El fin del año es como viajar en la máquina del tiempo.
El último diciembre, como es habitual, mi novia y yo planeamos un viaje por carretera al que bautizamos, de manera figurada, darle la vuelta al nevado del Ruiz. Teníamos pocos días de vacaciones, viajar al mar se hacía largo y complicado, y nos sedujo volver a tierras del Quindío, de Risaralda, de Caldas, del suroeste antioqueño, visitar Medellín y regresar a Bogotá haciendo una escala en Honda, en el Tolima. Al salir, enfilamos entusiasmados hacia la cordillera Central con el ánimo de recorrer, por primera vez, el nuevo paso del alto de La Línea.

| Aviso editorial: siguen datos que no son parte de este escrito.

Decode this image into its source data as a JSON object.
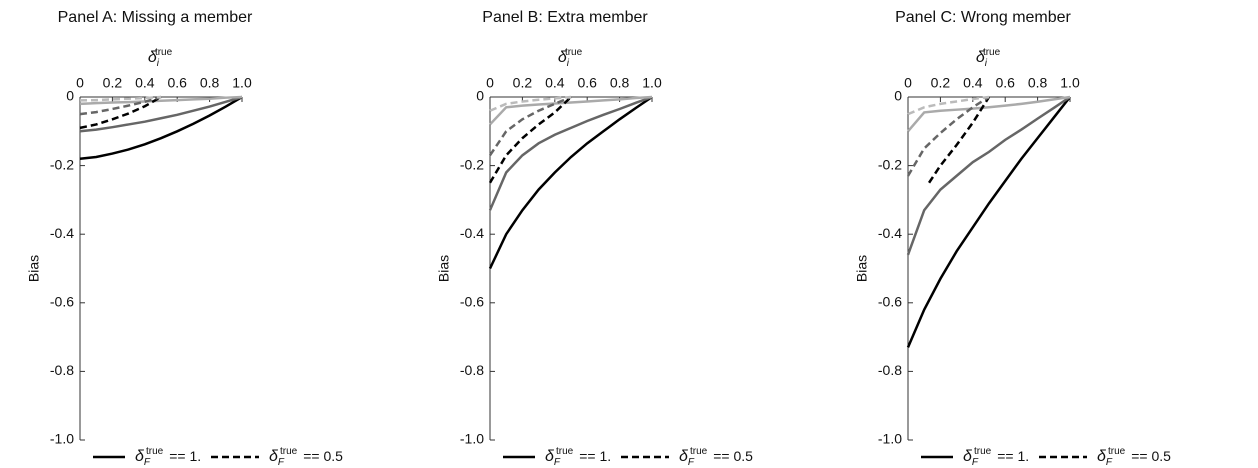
{
  "chart_data": [
    {
      "type": "line",
      "title": "Panel A: Missing a member",
      "xlabel": {
        "symbol": "δ",
        "sub": "i",
        "sup": "true"
      },
      "ylabel": "Bias",
      "xlim": [
        0,
        1
      ],
      "ylim": [
        -1,
        0
      ],
      "xticks": [
        0,
        0.2,
        0.4,
        0.6,
        0.8,
        {
          "value": 1,
          "label": "1.0"
        }
      ],
      "yticks": [
        0,
        -0.2,
        -0.4,
        -0.6,
        -0.8,
        {
          "value": -1,
          "label": "-1.0"
        }
      ],
      "series": [
        {
          "color": "#000000",
          "dash": false,
          "x": [
            0,
            0.1,
            0.2,
            0.3,
            0.4,
            0.5,
            0.6,
            0.7,
            0.8,
            0.9,
            1
          ],
          "values": [
            -0.18,
            -0.175,
            -0.165,
            -0.153,
            -0.138,
            -0.12,
            -0.1,
            -0.078,
            -0.054,
            -0.028,
            0
          ]
        },
        {
          "color": "#666666",
          "dash": false,
          "x": [
            0,
            0.1,
            0.2,
            0.3,
            0.4,
            0.5,
            0.6,
            0.7,
            0.8,
            0.9,
            1
          ],
          "values": [
            -0.1,
            -0.095,
            -0.088,
            -0.08,
            -0.072,
            -0.062,
            -0.052,
            -0.04,
            -0.028,
            -0.014,
            0
          ]
        },
        {
          "color": "#aaaaaa",
          "dash": false,
          "x": [
            0,
            0.1,
            0.2,
            0.3,
            0.4,
            0.5,
            0.6,
            0.7,
            0.8,
            0.9,
            1
          ],
          "values": [
            -0.02,
            -0.018,
            -0.016,
            -0.015,
            -0.013,
            -0.011,
            -0.009,
            -0.007,
            -0.005,
            -0.002,
            0
          ]
        },
        {
          "color": "#000000",
          "dash": true,
          "x": [
            0,
            0.1,
            0.2,
            0.3,
            0.4,
            0.5
          ],
          "values": [
            -0.09,
            -0.08,
            -0.065,
            -0.048,
            -0.027,
            0
          ]
        },
        {
          "color": "#666666",
          "dash": true,
          "x": [
            0,
            0.1,
            0.2,
            0.3,
            0.4,
            0.5
          ],
          "values": [
            -0.05,
            -0.044,
            -0.035,
            -0.025,
            -0.014,
            0
          ]
        },
        {
          "color": "#bbbbbb",
          "dash": true,
          "x": [
            0,
            0.1,
            0.2,
            0.3,
            0.4,
            0.5
          ],
          "values": [
            -0.01,
            -0.009,
            -0.007,
            -0.005,
            -0.003,
            0
          ]
        }
      ],
      "legend": [
        {
          "dash": false,
          "color": "#000000",
          "label": {
            "symbol": "δ",
            "sub": "F",
            "sup": "true",
            "rest": "== 1."
          }
        },
        {
          "dash": true,
          "color": "#000000",
          "label": {
            "symbol": "δ",
            "sub": "F",
            "sup": "true",
            "rest": "== 0.5"
          }
        }
      ]
    },
    {
      "type": "line",
      "title": "Panel B: Extra member",
      "xlabel": {
        "symbol": "δ",
        "sub": "i",
        "sup": "true"
      },
      "ylabel": "Bias",
      "xlim": [
        0,
        1
      ],
      "ylim": [
        -1,
        0
      ],
      "xticks": [
        0,
        0.2,
        0.4,
        0.6,
        0.8,
        {
          "value": 1,
          "label": "1.0"
        }
      ],
      "yticks": [
        0,
        -0.2,
        -0.4,
        -0.6,
        -0.8,
        {
          "value": -1,
          "label": "-1.0"
        }
      ],
      "series": [
        {
          "color": "#000000",
          "dash": false,
          "x": [
            0,
            0.1,
            0.2,
            0.3,
            0.4,
            0.5,
            0.6,
            0.7,
            0.8,
            0.9,
            1
          ],
          "values": [
            -0.5,
            -0.4,
            -0.33,
            -0.27,
            -0.22,
            -0.175,
            -0.135,
            -0.1,
            -0.065,
            -0.032,
            0
          ]
        },
        {
          "color": "#666666",
          "dash": false,
          "x": [
            0,
            0.1,
            0.2,
            0.3,
            0.4,
            0.5,
            0.6,
            0.7,
            0.8,
            0.9,
            1
          ],
          "values": [
            -0.33,
            -0.22,
            -0.17,
            -0.135,
            -0.11,
            -0.09,
            -0.07,
            -0.052,
            -0.035,
            -0.017,
            0
          ]
        },
        {
          "color": "#aaaaaa",
          "dash": false,
          "x": [
            0,
            0.1,
            0.2,
            0.3,
            0.4,
            0.5,
            0.6,
            0.7,
            0.8,
            0.9,
            1
          ],
          "values": [
            -0.08,
            -0.03,
            -0.025,
            -0.022,
            -0.019,
            -0.016,
            -0.013,
            -0.01,
            -0.007,
            -0.003,
            0
          ]
        },
        {
          "color": "#000000",
          "dash": true,
          "x": [
            0,
            0.1,
            0.2,
            0.3,
            0.4,
            0.5
          ],
          "values": [
            -0.25,
            -0.17,
            -0.12,
            -0.08,
            -0.045,
            0
          ]
        },
        {
          "color": "#666666",
          "dash": true,
          "x": [
            0,
            0.1,
            0.2,
            0.3,
            0.4,
            0.5
          ],
          "values": [
            -0.17,
            -0.1,
            -0.065,
            -0.04,
            -0.02,
            0
          ]
        },
        {
          "color": "#bbbbbb",
          "dash": true,
          "x": [
            0,
            0.1,
            0.2,
            0.3,
            0.4,
            0.5
          ],
          "values": [
            -0.04,
            -0.02,
            -0.013,
            -0.008,
            -0.004,
            0
          ]
        }
      ],
      "legend": [
        {
          "dash": false,
          "color": "#000000",
          "label": {
            "symbol": "δ",
            "sub": "F",
            "sup": "true",
            "rest": "== 1."
          }
        },
        {
          "dash": true,
          "color": "#000000",
          "label": {
            "symbol": "δ",
            "sub": "F",
            "sup": "true",
            "rest": "== 0.5"
          }
        }
      ]
    },
    {
      "type": "line",
      "title": "Panel C: Wrong member",
      "xlabel": {
        "symbol": "δ",
        "sub": "i",
        "sup": "true"
      },
      "ylabel": "Bias",
      "xlim": [
        0,
        1
      ],
      "ylim": [
        -1,
        0
      ],
      "xticks": [
        0,
        0.2,
        0.4,
        0.6,
        0.8,
        {
          "value": 1,
          "label": "1.0"
        }
      ],
      "yticks": [
        0,
        -0.2,
        -0.4,
        -0.6,
        -0.8,
        {
          "value": -1,
          "label": "-1.0"
        }
      ],
      "series": [
        {
          "color": "#000000",
          "dash": false,
          "x": [
            0,
            0.1,
            0.2,
            0.3,
            0.4,
            0.5,
            0.6,
            0.7,
            0.8,
            0.9,
            1
          ],
          "values": [
            -0.73,
            -0.62,
            -0.53,
            -0.45,
            -0.38,
            -0.31,
            -0.245,
            -0.18,
            -0.12,
            -0.06,
            0
          ]
        },
        {
          "color": "#666666",
          "dash": false,
          "x": [
            0,
            0.1,
            0.2,
            0.3,
            0.4,
            0.5,
            0.6,
            0.7,
            0.8,
            0.9,
            1
          ],
          "values": [
            -0.46,
            -0.33,
            -0.27,
            -0.23,
            -0.19,
            -0.16,
            -0.125,
            -0.095,
            -0.063,
            -0.032,
            0
          ]
        },
        {
          "color": "#aaaaaa",
          "dash": false,
          "x": [
            0,
            0.1,
            0.2,
            0.3,
            0.4,
            0.5,
            0.6,
            0.7,
            0.8,
            0.9,
            1
          ],
          "values": [
            -0.1,
            -0.045,
            -0.04,
            -0.037,
            -0.034,
            -0.03,
            -0.025,
            -0.02,
            -0.014,
            -0.007,
            0
          ]
        },
        {
          "color": "#000000",
          "dash": true,
          "x": [
            0.13,
            0.2,
            0.3,
            0.4,
            0.5
          ],
          "values": [
            -0.25,
            -0.2,
            -0.14,
            -0.075,
            0
          ]
        },
        {
          "color": "#666666",
          "dash": true,
          "x": [
            0,
            0.1,
            0.2,
            0.3,
            0.4,
            0.5
          ],
          "values": [
            -0.23,
            -0.15,
            -0.105,
            -0.065,
            -0.03,
            0
          ]
        },
        {
          "color": "#bbbbbb",
          "dash": true,
          "x": [
            0,
            0.1,
            0.2,
            0.3,
            0.4,
            0.5
          ],
          "values": [
            -0.05,
            -0.03,
            -0.02,
            -0.013,
            -0.006,
            0
          ]
        }
      ],
      "legend": [
        {
          "dash": false,
          "color": "#000000",
          "label": {
            "symbol": "δ",
            "sub": "F",
            "sup": "true",
            "rest": "== 1."
          }
        },
        {
          "dash": true,
          "color": "#000000",
          "label": {
            "symbol": "δ",
            "sub": "F",
            "sup": "true",
            "rest": "== 0.5"
          }
        }
      ]
    }
  ]
}
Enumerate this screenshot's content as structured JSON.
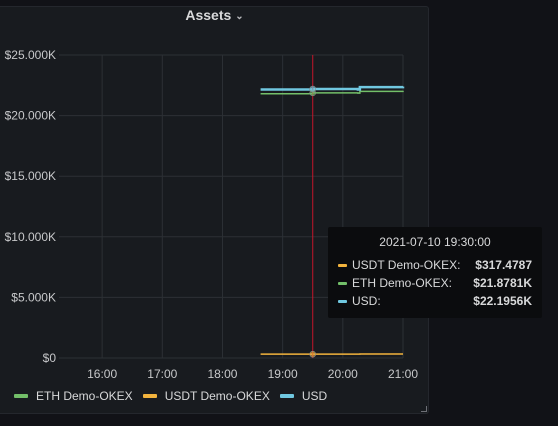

Llevaba en mi memoria el recuerdo de mi madre atenta a cada curva del camino, nerviosa, mientras ascendíamos la montaña desde Calarcá o desde Cajamarca, y nos contaba que en Colombia existían cinco altos de montaña que le ponían el pelo de punta con solo mencionarlos: Ventanas, entre Yarumal y Puerto Valdivia en Antioquia; Pescadero en Santander, antes de llegar al río Chicamocha; páramo de Letras en Caldas; San Miguel en Cundinamarca, y el de La Línea, entre Tolima y Quindío. Me imaginaba lo que le habría contado a ella de estar viva: que ya no tenía de qué preocuparse al subir a La Línea, que nos habíamos demorado una hora y cuarto en cruzar la cordillera, que los nervios y los trancones ya eran cosa del pasado.
Pero no. Madre, lamento decirte que La Línea sigue siendo tan pesada y peligrosa como antes, los trancones son inimaginables; nos demoramos cuatro horas y media entre Ibagué y Calarcá, pues lo que el gobierno inauguró como la doble calzada que acorta el viaje de Bogotá a Buenaventura no pasa de ser una docena de túneles que construyeron en la parte alta de la montaña, pero en su base la carretera sigue siendo un embudo tan estrecho y lento como el que tú conociste. Pasamos un fin de año maravilloso; el paisaje ha cambiado, y no para ser más bello que antes. Pero todavía no es el fin de la pesadilla de La Línea.